El invierno había dado comienzo. Las hojas de los árboles ahora adornaban el suelo y las aves habían decidido buscar otro lugar mucho más cálido para vivir.

Con los ducados pagados por su trabajo en la biblioteca, había logrado comprar ropa para abrigarse. Ese día lucía una bufanda rosa, como el color de las flores que más le gustaban y un abrigo café que le quedaba ligeramente grande. No tenía muchos artículos para escoger, por lo que debió conformarse con lo práctico.

Suspiró y su aliento se quedó marcado en el aire durante unos segundos y se desvaneció de la misma forma en cómo lo hacían las almas.

—¿Estás segura, Ina? —consultó Minerva, preocupada— Ahora ya eres una herborista profesional, pero preferiría esperar unos días antes de venir aquí. Creo que puede ser un poco perturbador para ti.

Eso ya lo sabía bien. Cuando aún estaba en recuperación, Aline se había ofrecido voluntaria incontables veces para ir a dejar los pedidos al Centro de Salud por ella, obviamente para evitar que lo hiciera la recién llegada.

Se encontraban de pie frente a la puerta de entrada de aquel lugar. Ina observó por fuera y solo pudo notar unas pequeñas ventanas sucias varios metros sobre ella. Nadie podía mirar hacia adentro ni nadie podía hacerlo hacia afuera.

Por un momento, reconoció su pequeño calabozo en el fuerte, solo que, en dimensiones mucho mayores, pues allí adentro fue capaz de divisar al menos cuarenta almas agonizantes.

Pero quería entrar. Quería conocer la verdad detrás de esos muros. El lugar donde Ophelia había pasado su embarazo y donde la hubiesen enviado el primer día de no ser por Hakone.
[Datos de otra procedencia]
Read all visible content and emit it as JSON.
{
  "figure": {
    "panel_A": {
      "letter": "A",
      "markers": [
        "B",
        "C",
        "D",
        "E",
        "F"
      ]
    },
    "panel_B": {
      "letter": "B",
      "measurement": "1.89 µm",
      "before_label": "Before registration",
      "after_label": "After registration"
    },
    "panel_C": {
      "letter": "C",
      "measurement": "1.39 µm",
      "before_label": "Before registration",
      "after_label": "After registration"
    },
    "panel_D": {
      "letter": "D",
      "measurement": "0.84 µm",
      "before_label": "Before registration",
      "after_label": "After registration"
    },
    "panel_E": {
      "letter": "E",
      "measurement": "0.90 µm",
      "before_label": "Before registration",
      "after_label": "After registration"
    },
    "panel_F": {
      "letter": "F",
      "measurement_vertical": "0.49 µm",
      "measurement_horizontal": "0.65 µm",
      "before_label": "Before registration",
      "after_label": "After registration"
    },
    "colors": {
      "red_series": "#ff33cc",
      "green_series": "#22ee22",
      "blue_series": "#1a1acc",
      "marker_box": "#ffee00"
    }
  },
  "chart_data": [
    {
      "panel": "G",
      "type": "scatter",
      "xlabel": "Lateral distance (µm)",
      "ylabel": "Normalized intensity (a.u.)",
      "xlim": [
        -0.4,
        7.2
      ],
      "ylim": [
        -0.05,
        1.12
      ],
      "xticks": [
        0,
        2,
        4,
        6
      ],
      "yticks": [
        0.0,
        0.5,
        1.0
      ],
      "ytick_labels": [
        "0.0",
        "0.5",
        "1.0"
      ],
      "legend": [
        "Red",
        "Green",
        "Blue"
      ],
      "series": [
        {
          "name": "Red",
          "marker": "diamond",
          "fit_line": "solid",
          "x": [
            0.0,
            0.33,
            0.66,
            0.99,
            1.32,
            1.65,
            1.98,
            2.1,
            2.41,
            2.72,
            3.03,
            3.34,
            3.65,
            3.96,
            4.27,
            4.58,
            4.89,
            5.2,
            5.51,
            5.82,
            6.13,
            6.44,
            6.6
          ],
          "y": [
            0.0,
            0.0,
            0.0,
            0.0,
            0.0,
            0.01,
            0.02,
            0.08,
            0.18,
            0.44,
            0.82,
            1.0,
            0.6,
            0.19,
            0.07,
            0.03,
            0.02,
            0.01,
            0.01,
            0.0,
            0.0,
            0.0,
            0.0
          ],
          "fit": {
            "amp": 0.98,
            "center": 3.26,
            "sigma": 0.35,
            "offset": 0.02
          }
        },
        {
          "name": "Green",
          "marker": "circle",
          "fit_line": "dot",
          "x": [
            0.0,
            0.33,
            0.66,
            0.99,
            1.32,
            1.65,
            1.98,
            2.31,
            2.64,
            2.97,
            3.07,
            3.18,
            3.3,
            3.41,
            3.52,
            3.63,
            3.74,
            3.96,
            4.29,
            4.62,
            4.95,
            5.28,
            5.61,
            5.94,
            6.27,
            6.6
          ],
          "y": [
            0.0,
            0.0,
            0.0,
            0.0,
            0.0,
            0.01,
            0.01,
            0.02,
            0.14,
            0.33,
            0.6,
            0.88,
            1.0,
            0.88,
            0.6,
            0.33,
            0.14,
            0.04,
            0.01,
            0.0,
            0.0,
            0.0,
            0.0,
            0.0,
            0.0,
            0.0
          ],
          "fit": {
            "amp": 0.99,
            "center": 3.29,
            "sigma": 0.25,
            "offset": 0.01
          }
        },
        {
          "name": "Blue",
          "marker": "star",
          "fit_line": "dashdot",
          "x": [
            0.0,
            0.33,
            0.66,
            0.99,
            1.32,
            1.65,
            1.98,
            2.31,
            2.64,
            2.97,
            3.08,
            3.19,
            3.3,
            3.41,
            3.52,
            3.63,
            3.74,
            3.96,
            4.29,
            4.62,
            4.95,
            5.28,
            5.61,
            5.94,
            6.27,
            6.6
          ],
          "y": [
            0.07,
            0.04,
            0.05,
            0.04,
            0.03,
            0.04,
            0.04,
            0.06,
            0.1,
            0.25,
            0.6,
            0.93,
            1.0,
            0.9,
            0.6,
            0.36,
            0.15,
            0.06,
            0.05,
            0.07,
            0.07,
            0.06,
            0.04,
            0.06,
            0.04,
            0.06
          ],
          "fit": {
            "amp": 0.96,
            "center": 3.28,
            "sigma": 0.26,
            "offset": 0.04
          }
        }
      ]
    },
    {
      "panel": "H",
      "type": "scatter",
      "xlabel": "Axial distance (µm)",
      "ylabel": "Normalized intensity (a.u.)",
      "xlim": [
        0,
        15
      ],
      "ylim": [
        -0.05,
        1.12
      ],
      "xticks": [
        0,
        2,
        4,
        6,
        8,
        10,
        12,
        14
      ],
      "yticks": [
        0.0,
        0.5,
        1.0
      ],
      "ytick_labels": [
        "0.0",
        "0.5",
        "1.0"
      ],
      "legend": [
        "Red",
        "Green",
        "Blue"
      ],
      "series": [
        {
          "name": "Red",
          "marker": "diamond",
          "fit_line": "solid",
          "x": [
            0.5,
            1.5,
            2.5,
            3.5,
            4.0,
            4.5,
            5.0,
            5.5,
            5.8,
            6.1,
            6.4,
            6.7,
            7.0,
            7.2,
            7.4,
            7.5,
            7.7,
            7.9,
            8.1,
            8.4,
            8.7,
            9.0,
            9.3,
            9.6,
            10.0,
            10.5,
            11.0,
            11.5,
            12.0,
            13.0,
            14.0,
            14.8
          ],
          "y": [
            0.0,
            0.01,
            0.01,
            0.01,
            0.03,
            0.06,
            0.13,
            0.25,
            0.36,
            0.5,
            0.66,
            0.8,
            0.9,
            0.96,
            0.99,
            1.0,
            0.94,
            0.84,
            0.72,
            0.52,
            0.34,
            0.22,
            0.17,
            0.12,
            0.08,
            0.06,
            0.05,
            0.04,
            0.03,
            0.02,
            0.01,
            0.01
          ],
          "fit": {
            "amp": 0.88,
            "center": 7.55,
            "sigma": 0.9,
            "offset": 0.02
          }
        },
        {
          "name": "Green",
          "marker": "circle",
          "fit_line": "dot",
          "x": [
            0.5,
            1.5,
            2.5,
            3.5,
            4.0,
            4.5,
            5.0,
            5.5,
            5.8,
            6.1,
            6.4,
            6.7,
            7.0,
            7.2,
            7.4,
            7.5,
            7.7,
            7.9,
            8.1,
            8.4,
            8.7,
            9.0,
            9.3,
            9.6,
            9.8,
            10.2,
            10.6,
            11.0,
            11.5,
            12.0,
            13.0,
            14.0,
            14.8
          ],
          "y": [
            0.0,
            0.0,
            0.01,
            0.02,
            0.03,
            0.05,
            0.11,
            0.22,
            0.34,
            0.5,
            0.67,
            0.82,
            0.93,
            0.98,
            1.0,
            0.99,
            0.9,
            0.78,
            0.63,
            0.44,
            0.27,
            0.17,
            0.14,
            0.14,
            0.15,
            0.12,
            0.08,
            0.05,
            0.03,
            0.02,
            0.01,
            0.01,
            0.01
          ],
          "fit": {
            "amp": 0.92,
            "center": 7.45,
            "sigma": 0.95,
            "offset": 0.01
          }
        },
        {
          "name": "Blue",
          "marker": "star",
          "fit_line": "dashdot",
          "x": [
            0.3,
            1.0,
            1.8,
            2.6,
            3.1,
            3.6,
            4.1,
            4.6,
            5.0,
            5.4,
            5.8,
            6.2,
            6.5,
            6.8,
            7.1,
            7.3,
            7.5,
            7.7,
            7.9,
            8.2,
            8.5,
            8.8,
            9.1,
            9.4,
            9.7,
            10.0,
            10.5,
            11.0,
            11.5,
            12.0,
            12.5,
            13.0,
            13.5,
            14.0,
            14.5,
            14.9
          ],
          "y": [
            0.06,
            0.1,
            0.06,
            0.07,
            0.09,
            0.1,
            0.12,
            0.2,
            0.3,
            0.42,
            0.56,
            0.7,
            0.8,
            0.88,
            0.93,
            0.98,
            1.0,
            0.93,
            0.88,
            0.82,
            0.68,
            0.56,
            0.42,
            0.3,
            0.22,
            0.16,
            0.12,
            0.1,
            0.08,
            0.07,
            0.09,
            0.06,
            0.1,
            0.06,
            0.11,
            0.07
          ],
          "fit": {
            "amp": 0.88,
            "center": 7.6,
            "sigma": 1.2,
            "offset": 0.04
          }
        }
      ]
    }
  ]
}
—Si no puedo ver lo que hay allí adentro, ¿cómo seré capaz de salvar vidas como ustedes?

Minerva sonrió.

—Esa es mi chica.

—Disculpen. —Uno de los guardias que se había quedado observándola momentos antes estaba ahora de pie frente a ellas con mirada severa.

—Es una de mis trabajadoras—dictaminó Minerva, mostrando la insignia de la hoja que representaba a las herboristas del traje de Ina —. Tiene autorización para entrar.

—Eso no lo dudo, señora. Pero nos inquietan los rasgos no humanos de esta mujer.

Mientras hablaba, apuntaba a Ina con un dedo.

—¿Ustedes son imbéciles? ¿No reconocen el vitíligo cuando lo ven?

El guardia bajó su brazo y quedó viendo a Minerva, dudoso.

—Nuestro campo no es la salud, señora.

—Pues deberían al menos saber diferenciar a una de las bestias de una persona con una enfermedad que hace que las células de su piel y su cabello se vean despigmentadas, sin color.

El hombre la miraba sin entender ni una palabra de lo que decía, pero parecía tan convencida, que Ina se cuestionó si lo que decía era verdad o no.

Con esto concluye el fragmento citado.